To install it, we need to install several components first. Start with installing Java (provides the runtime environment for theHive), then Cassandra (stores and manages incident data), followed by Elasticsearch (enables fast, real-time search and retrieval of incident data), and finally, theHive.

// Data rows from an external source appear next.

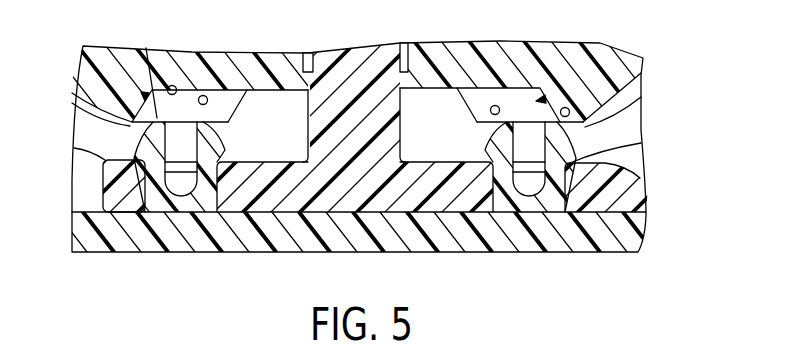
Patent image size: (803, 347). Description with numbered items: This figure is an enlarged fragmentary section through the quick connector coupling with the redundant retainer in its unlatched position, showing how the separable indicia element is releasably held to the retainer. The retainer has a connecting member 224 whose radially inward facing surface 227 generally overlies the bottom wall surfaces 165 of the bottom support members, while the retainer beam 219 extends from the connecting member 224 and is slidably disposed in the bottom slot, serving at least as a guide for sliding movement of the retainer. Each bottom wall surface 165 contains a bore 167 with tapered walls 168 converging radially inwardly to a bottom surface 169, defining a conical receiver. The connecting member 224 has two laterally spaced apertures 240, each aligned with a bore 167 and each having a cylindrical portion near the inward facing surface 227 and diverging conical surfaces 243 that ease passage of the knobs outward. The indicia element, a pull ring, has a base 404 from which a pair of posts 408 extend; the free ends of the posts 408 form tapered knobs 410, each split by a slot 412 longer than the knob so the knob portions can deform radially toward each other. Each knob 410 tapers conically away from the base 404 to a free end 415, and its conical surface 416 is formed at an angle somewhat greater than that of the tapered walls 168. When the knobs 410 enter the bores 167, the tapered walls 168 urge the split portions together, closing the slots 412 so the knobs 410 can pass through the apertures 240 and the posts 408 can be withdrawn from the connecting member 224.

The bottom wall surfaces 165 is at (641, 100).
The bore 167 is at (111, 55).
The tapered walls 168 is at (206, 96).
The bottom surface 169 is at (173, 85).
The retainer beam 219 is at (353, 52).
The connecting member 224 is at (311, 204).
The inward facing surface 227 is at (95, 156).
The apertures 240 is at (121, 191).
The conical surfaces 243 is at (610, 200).
The base 404 is at (443, 213).
The posts 408 is at (131, 142).
The tapered knobs 410 is at (230, 150).
The slot 412 is at (72, 104).
The free end 415 is at (146, 96).
The conical surface 416 is at (235, 132).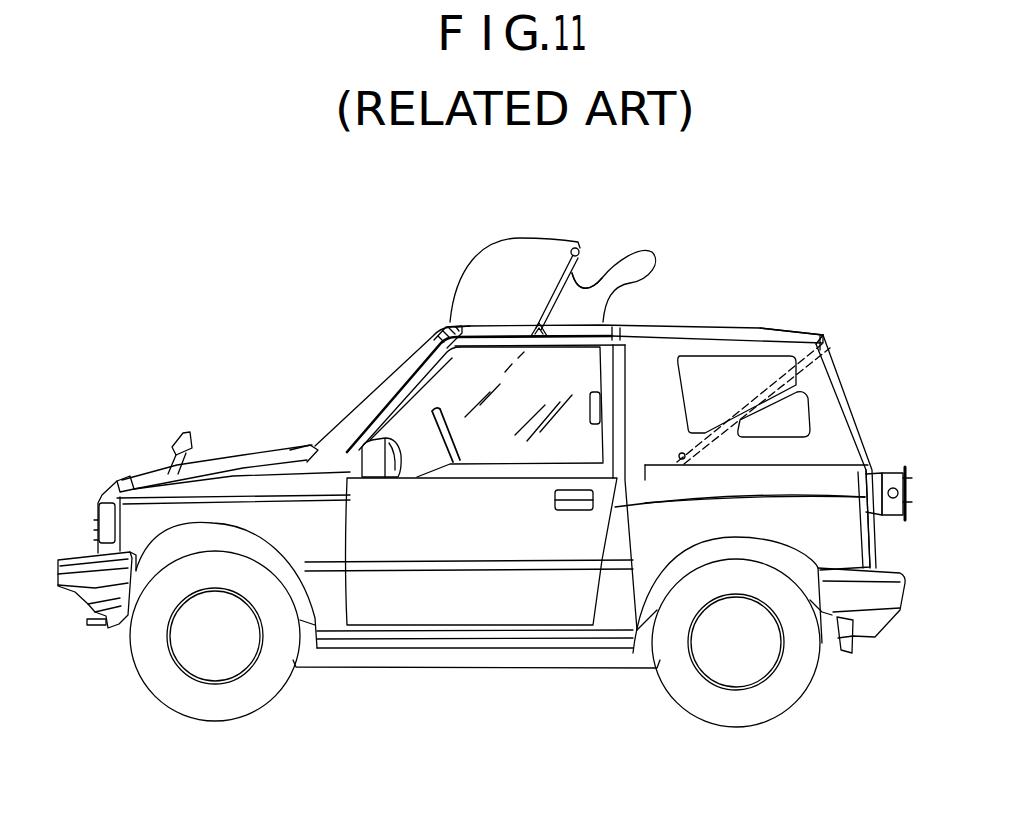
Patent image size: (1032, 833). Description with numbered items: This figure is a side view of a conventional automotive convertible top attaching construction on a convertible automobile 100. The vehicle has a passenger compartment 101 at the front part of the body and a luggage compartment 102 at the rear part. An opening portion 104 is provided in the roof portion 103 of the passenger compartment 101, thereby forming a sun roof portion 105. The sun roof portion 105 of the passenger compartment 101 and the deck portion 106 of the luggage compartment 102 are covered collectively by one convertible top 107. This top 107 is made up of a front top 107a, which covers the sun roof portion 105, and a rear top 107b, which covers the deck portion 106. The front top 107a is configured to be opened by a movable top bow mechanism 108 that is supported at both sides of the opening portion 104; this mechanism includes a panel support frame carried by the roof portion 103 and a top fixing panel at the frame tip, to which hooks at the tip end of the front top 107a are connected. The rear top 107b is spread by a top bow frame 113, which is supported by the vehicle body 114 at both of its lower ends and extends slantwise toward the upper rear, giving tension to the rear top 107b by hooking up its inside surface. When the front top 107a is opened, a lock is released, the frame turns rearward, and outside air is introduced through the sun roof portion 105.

The convertible automobile 100 is at (783, 335).
The passenger compartment 101 is at (443, 398).
The luggage compartment 102 is at (731, 368).
The roof portion 103 is at (447, 330).
The opening portion 104 is at (452, 318).
The sun roof portion 105 is at (530, 322).
The deck portion 106 is at (793, 417).
The convertible top 107 is at (767, 332).
The front top 107a is at (710, 237).
The rear top 107b is at (807, 335).
The movable top bow mechanism 108 is at (605, 267).
The top bow frame 113 is at (820, 350).
The vehicle body 114 is at (833, 482).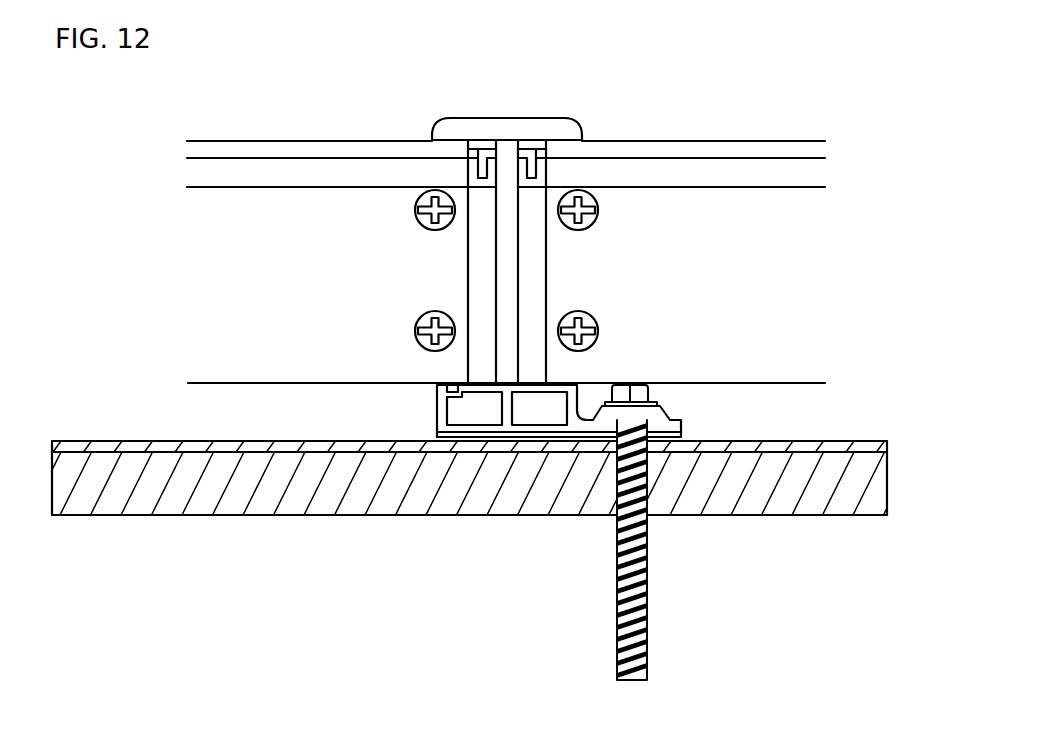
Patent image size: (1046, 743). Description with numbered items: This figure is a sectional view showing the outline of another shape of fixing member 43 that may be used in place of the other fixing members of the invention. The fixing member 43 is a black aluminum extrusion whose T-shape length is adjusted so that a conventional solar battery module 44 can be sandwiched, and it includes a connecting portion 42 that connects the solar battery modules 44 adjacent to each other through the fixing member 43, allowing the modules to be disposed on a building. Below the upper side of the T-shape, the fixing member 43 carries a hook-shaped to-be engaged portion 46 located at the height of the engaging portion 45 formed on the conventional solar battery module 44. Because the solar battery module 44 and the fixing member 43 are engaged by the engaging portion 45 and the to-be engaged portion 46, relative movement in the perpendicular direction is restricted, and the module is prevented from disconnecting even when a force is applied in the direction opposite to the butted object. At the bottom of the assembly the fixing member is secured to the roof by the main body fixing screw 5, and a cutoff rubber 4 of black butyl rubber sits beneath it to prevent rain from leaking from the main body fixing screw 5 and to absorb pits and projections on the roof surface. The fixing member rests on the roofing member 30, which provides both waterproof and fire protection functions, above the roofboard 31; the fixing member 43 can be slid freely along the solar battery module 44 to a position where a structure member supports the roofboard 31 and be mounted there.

The cutoff rubber 4 is at (478, 435).
The main body fixing screw 5 is at (642, 385).
The roofing member 30 is at (122, 443).
The roofboard 31 is at (150, 492).
The connecting portion 42 is at (577, 156).
The fixing member 43 is at (485, 127).
The solar battery module 44 is at (342, 165).
The engaging portion 45 is at (527, 160).
The to-be engaged portion 46 is at (480, 152).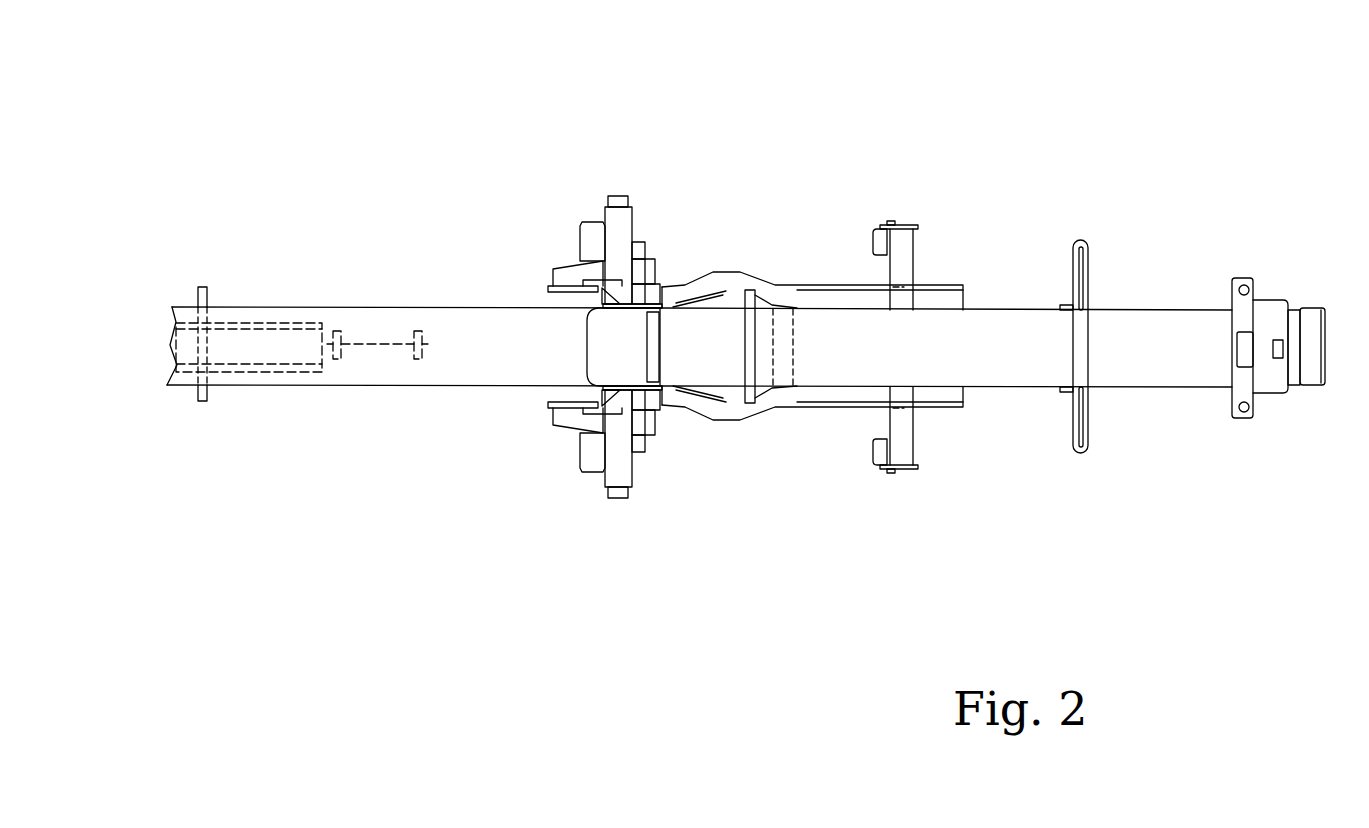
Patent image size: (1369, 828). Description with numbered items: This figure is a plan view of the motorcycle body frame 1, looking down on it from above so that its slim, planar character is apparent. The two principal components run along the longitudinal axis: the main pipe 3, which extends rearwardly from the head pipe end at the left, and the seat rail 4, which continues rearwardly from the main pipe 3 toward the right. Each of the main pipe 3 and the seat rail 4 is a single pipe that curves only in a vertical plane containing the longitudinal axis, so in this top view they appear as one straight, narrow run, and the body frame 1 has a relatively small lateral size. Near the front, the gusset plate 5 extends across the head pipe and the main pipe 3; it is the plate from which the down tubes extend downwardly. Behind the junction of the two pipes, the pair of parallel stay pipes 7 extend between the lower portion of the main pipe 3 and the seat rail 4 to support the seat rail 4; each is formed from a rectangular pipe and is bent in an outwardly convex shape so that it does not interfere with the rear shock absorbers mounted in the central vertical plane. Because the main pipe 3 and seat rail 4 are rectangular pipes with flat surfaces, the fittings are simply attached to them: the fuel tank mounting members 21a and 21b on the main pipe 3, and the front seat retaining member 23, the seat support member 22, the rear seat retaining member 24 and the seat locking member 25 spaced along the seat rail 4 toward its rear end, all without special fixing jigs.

The body frame 1 is at (1132, 147).
The main pipe 3 is at (478, 307).
The seat rail 4 is at (1018, 310).
The gusset plate 5 is at (282, 325).
The stay pipes 7 is at (800, 288).
The fuel tank mounting member 21a is at (205, 287).
The fuel tank mounting member 21b is at (662, 340).
The seat support member 22 is at (912, 253).
The front seat retaining member 23 is at (745, 328).
The rear seat retaining member 24 is at (1088, 260).
The seat locking member 25 is at (1262, 300).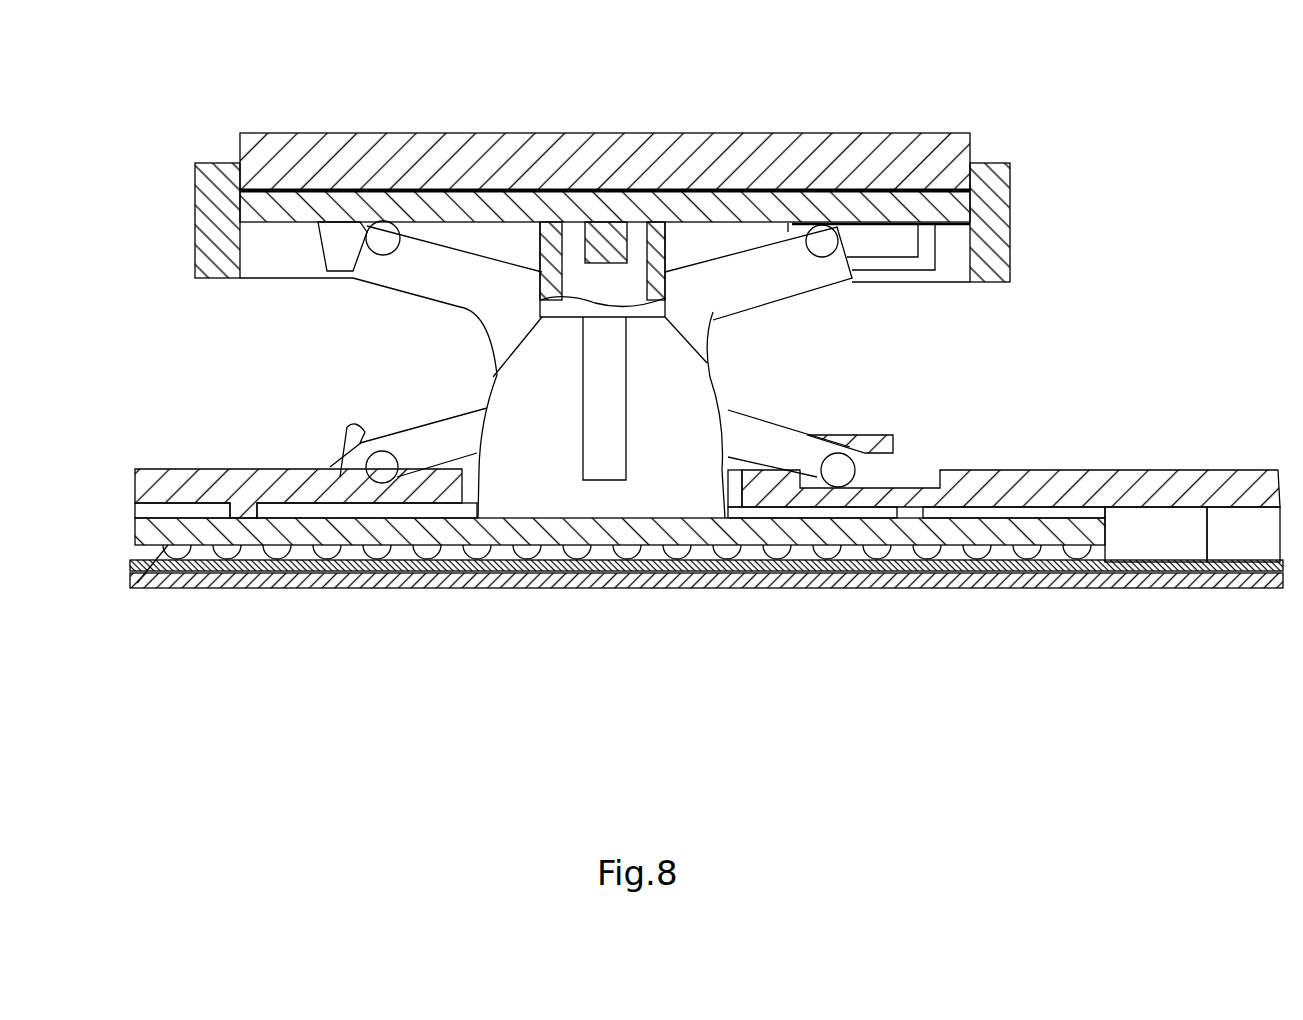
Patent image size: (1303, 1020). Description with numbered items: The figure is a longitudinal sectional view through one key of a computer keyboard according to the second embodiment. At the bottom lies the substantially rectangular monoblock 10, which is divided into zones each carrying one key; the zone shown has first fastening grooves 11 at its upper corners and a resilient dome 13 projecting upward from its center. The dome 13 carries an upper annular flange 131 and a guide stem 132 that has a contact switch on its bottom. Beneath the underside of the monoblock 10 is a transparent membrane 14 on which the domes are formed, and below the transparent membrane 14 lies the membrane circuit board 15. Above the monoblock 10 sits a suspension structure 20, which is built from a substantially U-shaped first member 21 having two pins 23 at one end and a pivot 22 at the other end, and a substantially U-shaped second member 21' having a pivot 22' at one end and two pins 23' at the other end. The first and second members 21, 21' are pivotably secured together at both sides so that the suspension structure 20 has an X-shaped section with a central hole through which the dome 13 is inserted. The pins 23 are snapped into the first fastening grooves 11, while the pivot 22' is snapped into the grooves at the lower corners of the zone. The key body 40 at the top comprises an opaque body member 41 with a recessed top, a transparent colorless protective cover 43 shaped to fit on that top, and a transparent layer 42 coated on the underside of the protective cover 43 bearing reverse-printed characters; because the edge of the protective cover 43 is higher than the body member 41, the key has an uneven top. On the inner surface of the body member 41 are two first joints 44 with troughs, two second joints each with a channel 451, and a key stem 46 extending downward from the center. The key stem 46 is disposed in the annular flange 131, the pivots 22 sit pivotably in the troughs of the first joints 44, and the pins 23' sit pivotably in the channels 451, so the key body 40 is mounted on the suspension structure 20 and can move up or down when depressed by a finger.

The monoblock 10 is at (162, 482).
The first fastening grooves 11 is at (887, 472).
The resilient dome 13 is at (517, 389).
The annular flange 131 is at (540, 257).
The guide stem 132 is at (618, 453).
The transparent membrane 14 is at (457, 533).
The membrane circuit board 15 is at (265, 570).
The suspension structure 20 is at (862, 338).
The first member 21 is at (810, 424).
The second member 21' is at (763, 289).
The pivot 22 is at (365, 167).
The pivot 22' is at (408, 545).
The pins 23 is at (835, 569).
The pins 23' is at (807, 168).
The key body 40 is at (200, 110).
The body member 41 is at (1000, 213).
The transparent layer 42 is at (443, 243).
The protective cover 43 is at (710, 153).
The first joints 44 is at (343, 237).
The channel 451 is at (905, 243).
The key stem 46 is at (617, 243).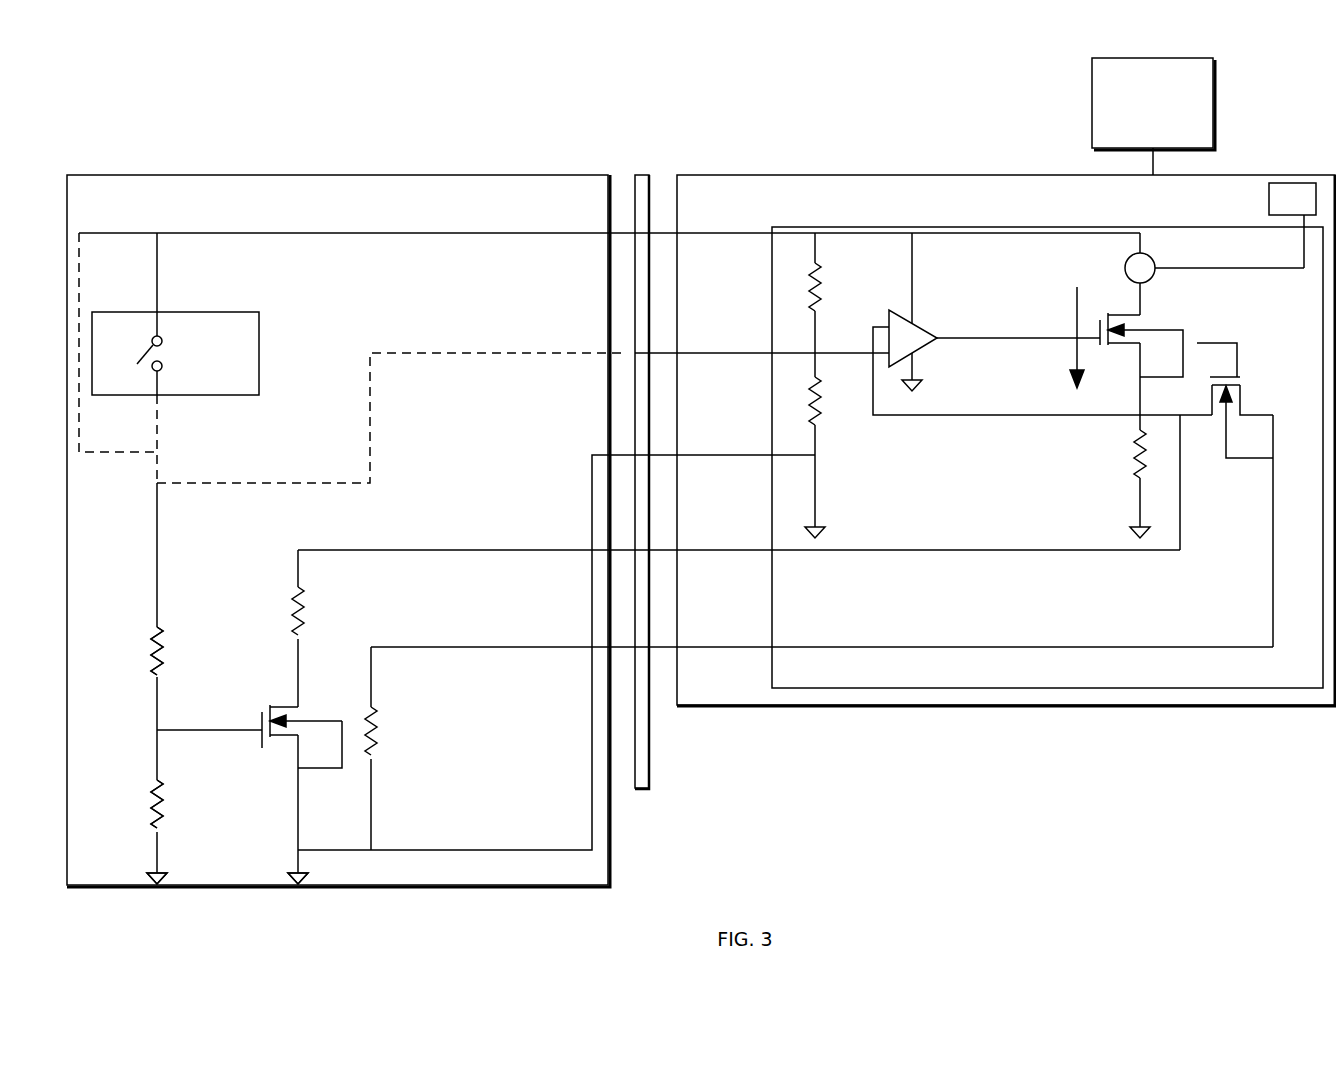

To complete this, use the following commands:
1
2
# Installing Dependences
apt install wget gnupg apt-transport-https git ca-certificates ca-certificates-java curl software-properties-common python3-pip lsb-release
1
2
3
4
5
6
7
# Installing Java
wget -qO- https://apt.corretto.aws/corretto.key | sudo gpg --dearmor -o /usr/share/keyrings/corretto.gpg
echo "deb [signed-by=/usr/share/keyrings/corretto.gpg] https://apt.corretto.aws stable main" | sudo tee -a /etc/apt/sources.list.d/corretto.sources.list
sudo apt update
sudo apt install java-common java-11-amazon-corretto-jdk
echo JAVA_HOME="/usr/lib/jvm/java-11-amazon-corretto" | sudo tee -a /etc/environment
export JAVA_HOME="/usr/lib/jvm/java-11-amazon-corretto"
1
2
3
4
5
# Installing Cassandra
wget -qO - https://downloads.apache.org/cassandra/KEYS | sudo gpg --dearmor -o /usr/share/keyrings/cassandra-archive.gpg
echo "deb [signed-by=/usr/share/keyrings/cassandra-archive.gpg] https://debian.cassandra.apache.org 40x main" | sudo tee -a /etc/apt/sources.list.d/cassandra.sources.list
sudo apt update
sudo apt install cassandra
1
2
3
4
5
6
# Installing Elasticsearch
wget -qO - https://artifacts.elastic.co/GPG-KEY-elasticsearch | sudo gpg --dearmor -o /usr/share/keyrings/elasticsearch-keyring.gpg
sudo apt-get install apt-transport-https
echo "deb [signed-by=/usr/share/keyrings/elasticsearch-keyring.gpg] https://artifacts.elastic.co/packages/7.x/apt stable main" | sudo tee /etc/apt/sources.list.d/elastic-7.x.list
sudo apt update
sudo apt install elasticsearch
1
2
3
4
5
# Installing theHive
wget -O- https://archives.strangebee.com/keys/strangebee.gpg | sudo gpg --dearmor -o /usr/share/keyrings/strangebee-archive-keyring.gpg
echo 'deb [signed-by=/usr/share/keyrings/strangebee-archive-keyring.gpg] https://deb.strangebee.com thehive-5.2 main' | sudo tee -a /etc/apt/sources.list.d/strangebee.list
sudo apt-get update
sudo apt-get install -y thehive
During installation, whenever you’re presented with the image below, press Enter.
Next Steps
With our Wazuh and TheHive servers successfully deployed, the next step involves configuring TheHive components and setting up our Wazuh agent, by adding our Windows 10 VM to Wazuh Manager.